While the media is being served via exchanges now, it could eventually all happen in-house. Trading ads this way is a possibility, according to Rossi, just not anytime soon. “Right now we’re running the water through the pipes and seeing where the leaks are, and if we feel that we can build a better system then we’ll consider it,” he continued.

Where programmatic will really prove its worth for Spotify is its ability to bring insight to audio and mobile data. Buyers can target listeners based on a person’s interests, what they’re feeling, their location or time of day using the service’s own data. All this and more is being made available as the business looks not just to demographic data but other incremental data too.

“What agencies are able to provide is insight and real knowledge, but if you got to market without insight then it’s like translating a language from English to Chinese and then back again – something gets lost,” explained Rossi.

“A marketer might have a really good vision for their brief that gets given to their agency but then it has to get translated back to 18 to 24-year old males because the marketplace isn’t ready for this smart brief yet. We’re trying to offer a solution that’s closest to the brief.”

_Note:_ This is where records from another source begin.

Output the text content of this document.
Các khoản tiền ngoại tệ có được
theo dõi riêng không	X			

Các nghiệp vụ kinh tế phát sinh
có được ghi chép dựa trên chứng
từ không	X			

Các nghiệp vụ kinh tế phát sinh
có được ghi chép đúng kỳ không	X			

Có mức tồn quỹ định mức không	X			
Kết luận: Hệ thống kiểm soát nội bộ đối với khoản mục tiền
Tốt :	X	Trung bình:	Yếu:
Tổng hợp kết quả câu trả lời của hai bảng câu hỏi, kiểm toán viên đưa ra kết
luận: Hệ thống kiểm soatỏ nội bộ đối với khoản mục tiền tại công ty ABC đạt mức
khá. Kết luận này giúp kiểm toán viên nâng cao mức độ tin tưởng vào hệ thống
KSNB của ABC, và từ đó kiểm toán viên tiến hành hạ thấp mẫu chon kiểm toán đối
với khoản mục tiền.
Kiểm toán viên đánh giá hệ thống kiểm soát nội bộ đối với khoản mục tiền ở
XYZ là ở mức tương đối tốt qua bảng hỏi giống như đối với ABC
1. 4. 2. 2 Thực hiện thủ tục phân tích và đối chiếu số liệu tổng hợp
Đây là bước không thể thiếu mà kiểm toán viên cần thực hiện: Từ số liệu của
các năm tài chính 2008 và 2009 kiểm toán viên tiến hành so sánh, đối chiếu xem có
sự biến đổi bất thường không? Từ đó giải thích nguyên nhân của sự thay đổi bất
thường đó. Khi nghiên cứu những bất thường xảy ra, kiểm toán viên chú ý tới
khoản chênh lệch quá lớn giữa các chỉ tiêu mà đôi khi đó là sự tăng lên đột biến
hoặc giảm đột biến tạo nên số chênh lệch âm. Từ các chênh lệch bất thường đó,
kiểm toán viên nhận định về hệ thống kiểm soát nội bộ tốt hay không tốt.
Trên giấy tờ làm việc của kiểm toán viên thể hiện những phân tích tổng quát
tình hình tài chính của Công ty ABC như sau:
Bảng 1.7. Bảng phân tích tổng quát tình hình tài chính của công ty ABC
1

Getting advertisers to trust it can get closer to that original idea is easier said than done, especially when many are concerned with viewability and traffic fraud. To that end, Spotify has struck a number of partnerships to prove it doesn’t need to mark its own homework; from Moat and Google to measure the viewability of its desktop leaderboard and video campaigns as well Nielsen and ComScore to track the effectiveness of its ads.

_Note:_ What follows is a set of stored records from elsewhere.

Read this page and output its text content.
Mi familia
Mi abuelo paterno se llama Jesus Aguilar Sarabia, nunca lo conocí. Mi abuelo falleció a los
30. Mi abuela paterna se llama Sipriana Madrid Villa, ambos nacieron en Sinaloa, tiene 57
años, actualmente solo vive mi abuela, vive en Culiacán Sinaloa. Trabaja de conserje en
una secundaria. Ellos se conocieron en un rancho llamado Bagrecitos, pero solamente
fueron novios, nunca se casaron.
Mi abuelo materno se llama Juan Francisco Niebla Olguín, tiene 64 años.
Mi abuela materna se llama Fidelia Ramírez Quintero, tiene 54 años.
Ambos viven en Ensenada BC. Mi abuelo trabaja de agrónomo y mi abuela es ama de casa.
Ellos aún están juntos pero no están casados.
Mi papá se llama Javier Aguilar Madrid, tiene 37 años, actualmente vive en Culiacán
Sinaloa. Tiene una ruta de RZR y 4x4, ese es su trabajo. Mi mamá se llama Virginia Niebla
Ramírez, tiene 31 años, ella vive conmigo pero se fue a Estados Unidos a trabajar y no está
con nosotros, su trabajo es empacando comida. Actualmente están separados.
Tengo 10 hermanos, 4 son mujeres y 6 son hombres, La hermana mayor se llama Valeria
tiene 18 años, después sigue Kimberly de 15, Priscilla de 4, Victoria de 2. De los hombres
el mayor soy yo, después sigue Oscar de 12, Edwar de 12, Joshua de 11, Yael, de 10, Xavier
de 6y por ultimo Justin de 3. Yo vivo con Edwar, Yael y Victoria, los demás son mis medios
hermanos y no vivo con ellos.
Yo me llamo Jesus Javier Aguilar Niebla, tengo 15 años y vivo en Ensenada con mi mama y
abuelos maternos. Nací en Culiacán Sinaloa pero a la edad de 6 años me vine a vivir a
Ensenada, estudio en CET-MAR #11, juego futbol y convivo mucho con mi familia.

Crafting a better story for advertisers

Spotify has done a fine job keeping its service free for the last couple of years which is why its plan to expand its offering beyond programmatic marketing platforms (PMPs) seems like a straightforward solution.

“Similarly to Facebook, Spotify is on track to consolidate its deterministic and transparent media buying,” said Katrina Lehismae, head of media at Roast. “The main question is around the art of precision advertising. We are close to delivering data driven real-time audio ads on Spotify which will combine demographic, social and location signals but for me the success of the Spotify programmatic approach relies on brands and agencies understanding when to deliver ads to the audience that is most engaged at the moment that they are most likely to convert.”

Furthermore, Art Muldoon, chief executive of Accordant Media (whose demand-side platform plugs into Spotify), is adamant that the potential of advertising on streamed music session has ‘unlocked the potential of radio all day long’, whereas previously they were only interested in drive-time

“If you can target against playlist, age, geography, and time of day, that data becomes immensely powerful,” he said. “If you look at verticals like retail, that’s a very effective targeting (and retargeting) tool.”

It’s now or never for Spotify to put some skin in the ad game. Buoyed by $1bn investment from its investors in March, the business is out to make millions from free music. Already this year it has brought its Billboard display format to mobile, which guarantees 100 per cent viewability. Not to mention the arrival of video content from publishers like the BBC, Vice Media, Maker Studios, ESPN.

“We’re the largest ad supported streaming content service of any kind and the connectivity that we can offer to our users in all these different parts of the day is something marketers need to be aware of,” said Rossi. “I feel like the industry is in a transitional period; it’s figuring out a lot of latent behaviours and I feel like now more than ever we see the light at the end of the tunnel.